高純度SiCの反応速度論を研究するために、自分で設計した熱天秤を使用している。新たに開発した、と表現しても良い熱天秤で、2000℃まで15秒以内に上昇する。おそらく15秒以下で2000℃に到達しているはずだが、熱電対の表示遅れで5秒前後に2000℃と表示される。

 

赤外線イメージ炉とYAGレーザーを熱源に用いて開発したその熱天秤は、当時世界最速の昇温スピードだった。この熱天秤開発を企画したのは、高純度SiC前駆体の品質管理をどのように行ったら良いか考え、その結果到達した結論である。

 

すなわち高分子前駆体については透明な物質が合成されれば、可視光レベルのドメインが生成していないだろうことは推定がつくが、その前駆体高分子を加熱して800℃で炭化したときに、分子レベルでシリカと炭素の混合物になっているかどうかの証明が困難であった。

 

当時進歩していた機器分析装置を用いても科学的な証明は難しく、品質管理手段が見当たらなかった。
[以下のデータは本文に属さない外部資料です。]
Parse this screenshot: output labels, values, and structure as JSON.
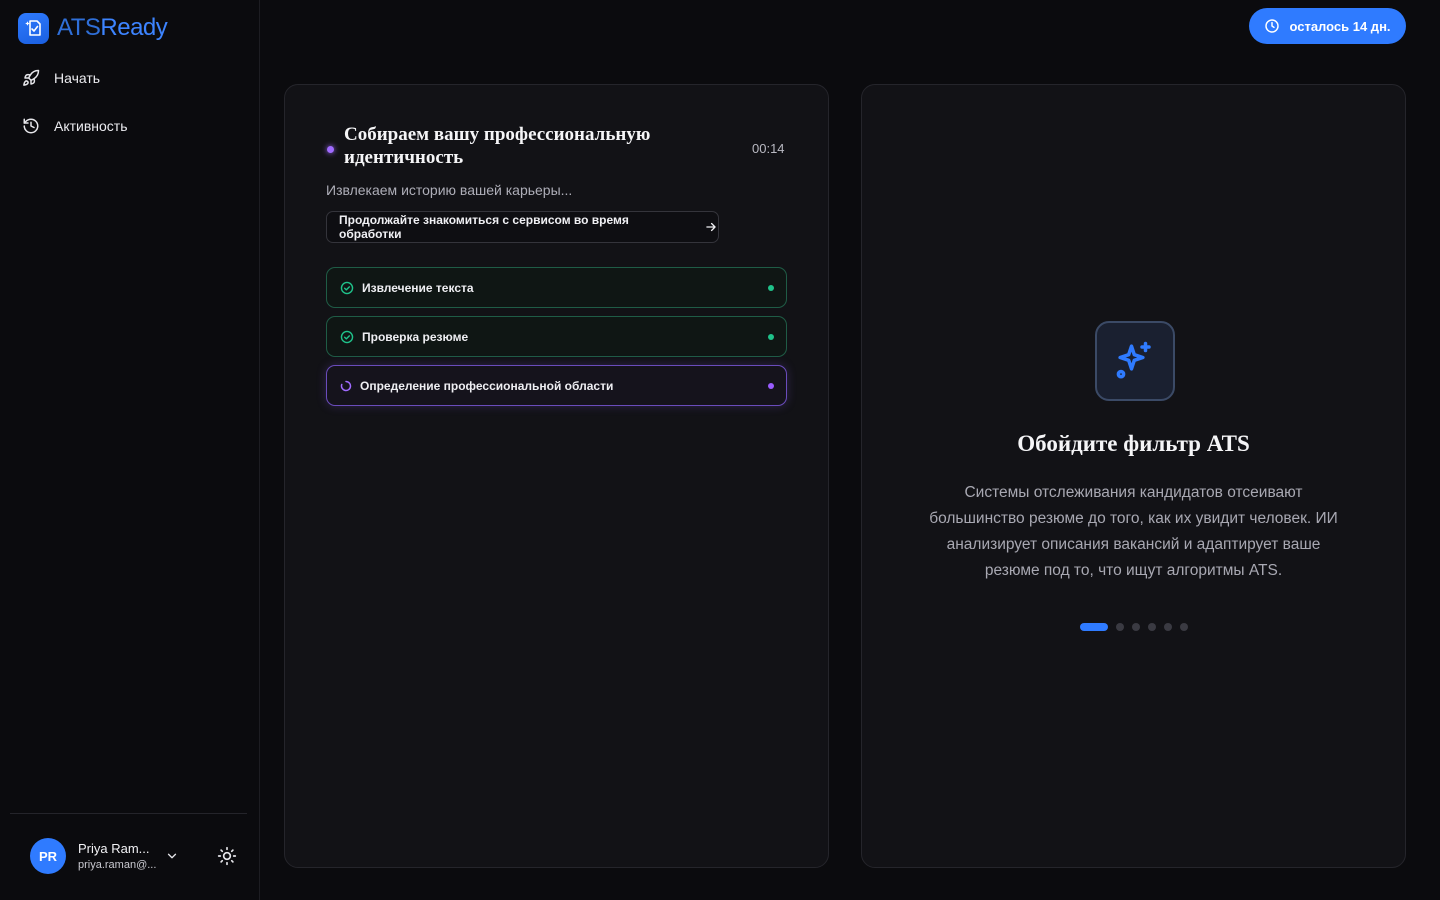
{
  "brand": {
    "name_part1": "ATS",
    "name_part2": "Ready"
  },
  "sidebar": {
    "items": [
      {
        "label": "Начать",
        "icon": "rocket-icon"
      },
      {
        "label": "Активность",
        "icon": "history-icon"
      }
    ],
    "user": {
      "initials": "PR",
      "name": "Priya Ram...",
      "email": "priya.raman@..."
    }
  },
  "header": {
    "trial_label": "осталось 14 дн."
  },
  "processing": {
    "title": "Собираем вашу профессиональную идентичность",
    "timer": "00:14",
    "subtitle": "Извлекаем историю вашей карьеры...",
    "continue_label": "Продолжайте знакомиться с сервисом во время обработки",
    "steps": [
      {
        "label": "Извлечение текста",
        "status": "done"
      },
      {
        "label": "Проверка резюме",
        "status": "done"
      },
      {
        "label": "Определение профессиональной области",
        "status": "active"
      }
    ]
  },
  "feature": {
    "icon": "sparkles-icon",
    "title": "Обойдите фильтр ATS",
    "description": "Системы отслеживания кандидатов отсеивают большинство резюме до того, как их увидит человек. ИИ анализирует описания вакансий и адаптирует ваше резюме под то, что ищут алгоритмы ATS.",
    "slides_total": 6,
    "slide_active": 1
  },
  "colors": {
    "accent": "#2f7bff",
    "success": "#1fc28a",
    "active": "#9a5cff",
    "background": "#0b0b0e",
    "card": "#121216"
  }
}
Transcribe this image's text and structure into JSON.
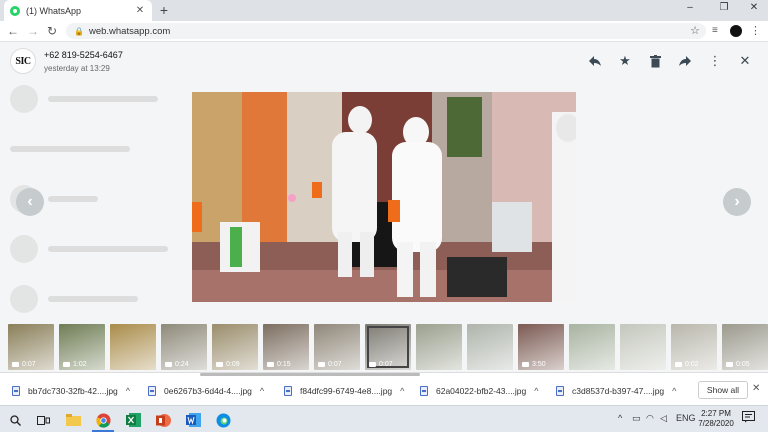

シリカと炭素の組成比については、分析手段があったのだが、分子レベルでシリカとカーボンが混合された状態を管理する手段はなかった。

 

そのため量産時にどのような品質管理をしたら良いのかが問題になることは、この合成法のアイデアを思いついてからの重要な課題になっていた。おそらく今もその簡便な手法は熱重量分析法(TGA)しか無いが、当時大学の先生にご相談しても電子顕微鏡観察以外に良い回答は無かった。

 

ところが電子顕微鏡観察でわかるのは、シリカのドメインがかなり大きい場合である。フッ酸でサンプルを処理して観察を行うのだが、最高の分解能のTEMで得られた像でどこまでマクロレベルまでの均一性を証明できるのかが不明だった。